Сол Блестер знал мир так же хорошо, как большинство людей знает свой родной город. И был неистощим, браня африканцев, – по его мнению, лодырей и воров, азиатов – плутов и лжецов, арабов – трусов и фанатиков, европейцев – мелочных и крайне эгоистичных, американцев – нахалов и шовинистов.
– Желтые нас сожрут, они не дураки, да к тому же у них численное превосходство! – предвещал капитан, глядя на горизонт с капитанского мостика, где его и нашел Натан.
– Если они не дураки, им незачем пользоваться своим численным превосходством.
– Когда-нибудь все это рванет. Из-за мусульман или китайцев.
– Знаете, что говорится в наших легендах и преданиях?
– Японских или индейских?
– Индейских.
– Слышал от вашего отца время от времени.

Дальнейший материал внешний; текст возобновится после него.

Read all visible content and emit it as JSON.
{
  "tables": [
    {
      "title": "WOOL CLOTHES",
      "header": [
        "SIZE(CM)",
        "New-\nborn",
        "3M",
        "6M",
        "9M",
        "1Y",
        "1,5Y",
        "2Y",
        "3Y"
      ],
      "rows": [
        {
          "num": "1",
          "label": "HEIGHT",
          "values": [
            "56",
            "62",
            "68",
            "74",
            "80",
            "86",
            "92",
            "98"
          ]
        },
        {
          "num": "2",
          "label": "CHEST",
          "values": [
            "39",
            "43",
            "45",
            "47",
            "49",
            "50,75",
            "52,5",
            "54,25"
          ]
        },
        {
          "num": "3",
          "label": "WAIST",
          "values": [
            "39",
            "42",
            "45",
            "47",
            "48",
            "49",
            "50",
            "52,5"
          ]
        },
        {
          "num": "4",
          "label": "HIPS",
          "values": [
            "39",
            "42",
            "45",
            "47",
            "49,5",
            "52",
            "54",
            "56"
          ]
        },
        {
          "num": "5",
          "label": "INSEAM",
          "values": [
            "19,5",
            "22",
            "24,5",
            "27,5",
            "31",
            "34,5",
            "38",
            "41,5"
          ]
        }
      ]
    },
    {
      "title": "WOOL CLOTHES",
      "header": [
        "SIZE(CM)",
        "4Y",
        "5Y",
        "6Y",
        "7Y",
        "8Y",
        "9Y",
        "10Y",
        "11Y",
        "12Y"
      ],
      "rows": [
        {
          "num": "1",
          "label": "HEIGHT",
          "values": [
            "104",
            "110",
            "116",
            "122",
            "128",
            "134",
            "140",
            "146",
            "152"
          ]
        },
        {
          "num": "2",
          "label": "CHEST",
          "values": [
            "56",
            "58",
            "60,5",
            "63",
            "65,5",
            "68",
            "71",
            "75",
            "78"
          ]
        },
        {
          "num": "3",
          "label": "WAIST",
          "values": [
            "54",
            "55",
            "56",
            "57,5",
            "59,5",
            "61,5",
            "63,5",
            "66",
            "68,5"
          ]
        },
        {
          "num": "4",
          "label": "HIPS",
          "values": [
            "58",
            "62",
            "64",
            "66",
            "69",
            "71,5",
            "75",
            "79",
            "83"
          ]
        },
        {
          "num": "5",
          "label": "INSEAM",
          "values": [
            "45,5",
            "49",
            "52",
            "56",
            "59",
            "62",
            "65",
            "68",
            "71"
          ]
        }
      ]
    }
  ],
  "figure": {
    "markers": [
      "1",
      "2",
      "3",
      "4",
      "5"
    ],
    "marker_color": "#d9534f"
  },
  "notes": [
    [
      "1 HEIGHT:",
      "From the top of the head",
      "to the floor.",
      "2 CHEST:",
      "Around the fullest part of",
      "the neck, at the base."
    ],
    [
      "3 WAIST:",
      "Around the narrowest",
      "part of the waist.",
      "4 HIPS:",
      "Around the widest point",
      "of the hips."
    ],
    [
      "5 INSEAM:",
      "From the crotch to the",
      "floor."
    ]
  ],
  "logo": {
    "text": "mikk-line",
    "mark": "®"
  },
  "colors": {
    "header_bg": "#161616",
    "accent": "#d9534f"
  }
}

– Древние предрекали, что как только мы начнем ненавидеть нашего соседа, обкрадывать его или обманывать, перестанем возделывать землю, променяем свободу на пропитание, то нарушится равновесие и гармония исчезнет.
– Мы до этого и докатились. Потому вы и пошли в ФБР? Чтобы восстановить гармонию?
– Вы проницательны.
– Ладно, чего там.
– Сол, я дал Томми последнюю дозу успокоительного.
– У меня больше ничего не осталось, кроме текилы. Но во второй половине дня мы уже будем у причала, если вы это хотели узнать.
Натан оставил Блестера у штурвала и вернулся к Джесси. Она стояла на носу корабля, лицом к ветру, прижимая к себе Пенни, куклу, с которой она ни на минуту не разлучалась.
– Томми спит, – сказала она.
За время этого каторжного плавания он зауважал девчушку. Обычно мало чему можно научиться у детей этого возраста, уже утративших естественность, но еще недостаточно поживших, чтобы вырастить в себе интересную личность. Случай Джесси был иной. В ней оставались чистота, сила, ки и врожденные способности, которые частое посещение мира Томми позволило ей не только сохранить, но даже развить. Она умела противостоять наихудшим невзгодам, поскольку не давала им поглотить себя, была способна почти на отрешенность. Она как бы стояла на перекрестке многих вселенных, многих обманчивых видимостей – вселенной своего брата, вселенной куклы Пенни, вселенной взрослых. И путешествовала от одной к другой с поразительной непринужденностью. Натан попытался описать ей и свою, более близкую, чем другие, к истине. Но оказалось нелегко растолковать девочке, что каждый человек видит вещи по-своему, иначе, чем другие, и что все лишь иллюзия. До того вечера на прошлой неделе. Когда они оба любовались луной и ее отражением в черном как смоль океане, он спросил ее, что она видит. Джесси сперва банально ответила: «луну» – и только потом сообразила, что это небесное тело для Томми не существует, что для рыб она всего лишь отсвет и что марсиане называют ее по-другому. Вот так Джесси бросила свой камешек в море видимостей.